O argumento da não combustão
É uma das desculpas mais usadas por fabricantes e vendedores. "O facto de, nestes novos dispositivos, não existir combustão [o que faz com que não haja libertação de agentes tóxicos pelo fumo ou pela cinza] não é argumento suficiente para garantir que o seu uso é menos nocivo", considera mesmo Ana Figueiredo, explicando que, "se se avaliarem as substâncias que são inaladas, existem, de facto, menor quantidades de hidrocarbonetos e outras substâncias que sabemos ser nocivas", esclarece ainda a médica pneumologista.

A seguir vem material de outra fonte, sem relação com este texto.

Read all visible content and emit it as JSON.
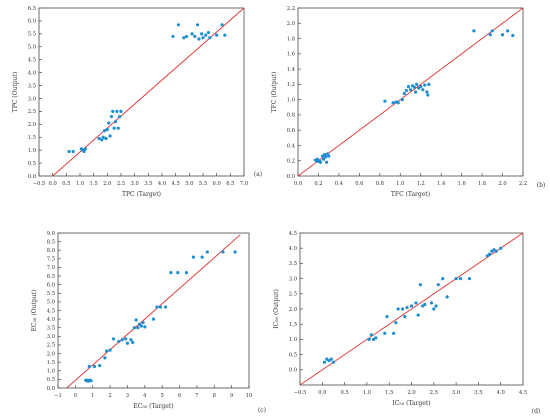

"Mas isso não quer dizer que não tenham outras também perigosas ou as que são usadas não sofram alterações perigosas depois de aquecidas", sublinha Ana Figueiredo. "Falamos de substâncias que não têm um efeito imediato a nível de reações do organismo logo após serem inaladas, mas a ciência já nos ensinou que qualquer ar inalado que não seja puro pode ser um perigo. E tanto as substâncias que compõem um cigarro eletrónico como o tabaco aquecido podem provocar lesões a nível do sistema respiratório e restante organismo, uma vez que, sendo reativas, a sua influência irá sentir-se no resto do corpo", alerta também a especialista.
"Enquanto pneumologista, aquilo que devo transmitir é que essas formas de fumar não são hábitos saudáveis", refere. As conclusões do artigo científico "Possible hepatotoxicity of IQOS", publicado no jornal Tobacco Control, associam a exposição ao IQOS a "uma toxicidade que não foi associada aos cigarros" no fígado. "Embora o IQOS exponha os seus utilizadores a níveis mais baixos de várias toxinas do que os cigarros convencionais, expõe-os a níveis mais elevados de outras toxinas", garantem os autores do documento.

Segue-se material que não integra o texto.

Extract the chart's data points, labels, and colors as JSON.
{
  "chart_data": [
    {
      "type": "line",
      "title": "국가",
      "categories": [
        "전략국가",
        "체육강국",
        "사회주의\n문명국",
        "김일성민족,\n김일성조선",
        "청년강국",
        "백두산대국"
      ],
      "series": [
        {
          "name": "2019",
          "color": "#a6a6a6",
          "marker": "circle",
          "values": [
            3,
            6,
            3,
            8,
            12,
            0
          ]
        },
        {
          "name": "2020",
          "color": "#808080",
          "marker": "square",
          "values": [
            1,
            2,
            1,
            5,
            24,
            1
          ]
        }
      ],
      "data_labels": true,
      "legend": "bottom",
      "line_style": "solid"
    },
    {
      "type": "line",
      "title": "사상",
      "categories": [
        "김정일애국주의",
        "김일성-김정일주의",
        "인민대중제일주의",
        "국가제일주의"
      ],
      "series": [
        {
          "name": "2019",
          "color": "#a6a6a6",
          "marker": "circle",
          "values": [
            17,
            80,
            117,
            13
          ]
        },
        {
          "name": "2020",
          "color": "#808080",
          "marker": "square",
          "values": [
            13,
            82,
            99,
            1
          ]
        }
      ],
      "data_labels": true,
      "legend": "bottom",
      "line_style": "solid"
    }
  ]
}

O impacto nas novas gerações
Ainda não podem ser medidas com rigor mas estas novas e alternativas formas de tabagismo terão, seguramente, consequências futuras. "A desvalorização dos potenciais efeitos nocivos do cigarro eletrónico e do tabaco aquecido e o aspeto estético interessante e atrativo destes gadgets, pode, diretamente ou indiretamente, servir de justificação para os mais jovens começarem a fumar", alerta ainda Ana Figueiredo. A preocupação da especialista é confirmada no estudo do investigador grego Konstatinos Farsalinos.

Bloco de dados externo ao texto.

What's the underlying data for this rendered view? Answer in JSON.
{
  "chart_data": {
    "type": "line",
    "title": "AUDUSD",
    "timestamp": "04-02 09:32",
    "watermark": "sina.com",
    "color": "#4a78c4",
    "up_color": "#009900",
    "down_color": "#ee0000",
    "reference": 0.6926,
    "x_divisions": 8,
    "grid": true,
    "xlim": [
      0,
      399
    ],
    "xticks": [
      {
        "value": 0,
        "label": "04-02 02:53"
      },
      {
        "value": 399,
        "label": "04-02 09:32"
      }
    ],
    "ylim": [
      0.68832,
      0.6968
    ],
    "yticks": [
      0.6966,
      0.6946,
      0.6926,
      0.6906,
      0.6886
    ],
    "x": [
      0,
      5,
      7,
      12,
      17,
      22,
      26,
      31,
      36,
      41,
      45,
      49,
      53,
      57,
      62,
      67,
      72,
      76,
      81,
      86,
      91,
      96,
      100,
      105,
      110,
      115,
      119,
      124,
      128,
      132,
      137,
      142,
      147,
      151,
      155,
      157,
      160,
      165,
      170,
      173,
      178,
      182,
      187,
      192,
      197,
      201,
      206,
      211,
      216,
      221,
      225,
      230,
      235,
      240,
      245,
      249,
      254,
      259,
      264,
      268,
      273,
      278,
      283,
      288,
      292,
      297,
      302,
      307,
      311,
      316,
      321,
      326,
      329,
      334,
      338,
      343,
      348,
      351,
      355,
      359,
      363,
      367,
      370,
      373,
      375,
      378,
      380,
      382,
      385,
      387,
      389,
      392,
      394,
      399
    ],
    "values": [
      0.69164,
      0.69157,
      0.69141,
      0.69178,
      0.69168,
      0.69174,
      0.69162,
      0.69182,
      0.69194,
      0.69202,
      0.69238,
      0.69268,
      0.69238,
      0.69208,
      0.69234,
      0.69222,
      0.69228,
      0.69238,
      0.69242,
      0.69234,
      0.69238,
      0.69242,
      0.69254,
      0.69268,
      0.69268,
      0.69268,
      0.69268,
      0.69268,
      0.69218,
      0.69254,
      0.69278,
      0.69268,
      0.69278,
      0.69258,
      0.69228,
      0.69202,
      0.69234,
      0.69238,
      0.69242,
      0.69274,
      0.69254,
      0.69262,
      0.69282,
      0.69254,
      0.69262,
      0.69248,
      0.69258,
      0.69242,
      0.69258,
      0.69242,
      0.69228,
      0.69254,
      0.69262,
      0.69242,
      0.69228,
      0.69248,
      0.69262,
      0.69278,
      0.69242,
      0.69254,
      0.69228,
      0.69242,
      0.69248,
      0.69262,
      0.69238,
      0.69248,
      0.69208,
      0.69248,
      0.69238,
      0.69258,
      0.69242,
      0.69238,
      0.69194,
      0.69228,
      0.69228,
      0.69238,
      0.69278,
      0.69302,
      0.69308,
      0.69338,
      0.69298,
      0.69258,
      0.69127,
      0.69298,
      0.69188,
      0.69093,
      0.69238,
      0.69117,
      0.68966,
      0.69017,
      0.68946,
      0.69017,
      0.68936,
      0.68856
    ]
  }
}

O cientista constatou, na análise que fez, que os adultos que nunca fumaram não tendem a experimentar o cigarro eletrónico mas, em contrapartida, entre os adolescentes, existe "uma considerável experimentação, incluindo os que nunca tinham fumado", descobriu. A mesma investigação que levou a cabo adianta que "dados recentes mostram uma tendência para a redução da experimentação dos mais jovens, enquanto o uso regular parece estar largamente confinado a fumadores", sublinha Konstatinos Farsalinos.
"É necessária a realização de mais estudos que avaliem as interações complexas entre fumar e o recurso ao uso do cigarro eletrónico por parte de adolescentes e o impacto dos cigarros eletrónicos na prevalência do ato de fumar entre adolescentes", defende. "É preciso ver se os cigarros eletrónicos podem significar uma fonte de danos ou uma redução de danos nesta população. Parece que este continuará a ser um assunto controverso e o debate sobre os seus efeitos durará mais anos", antevê mesmo o grego.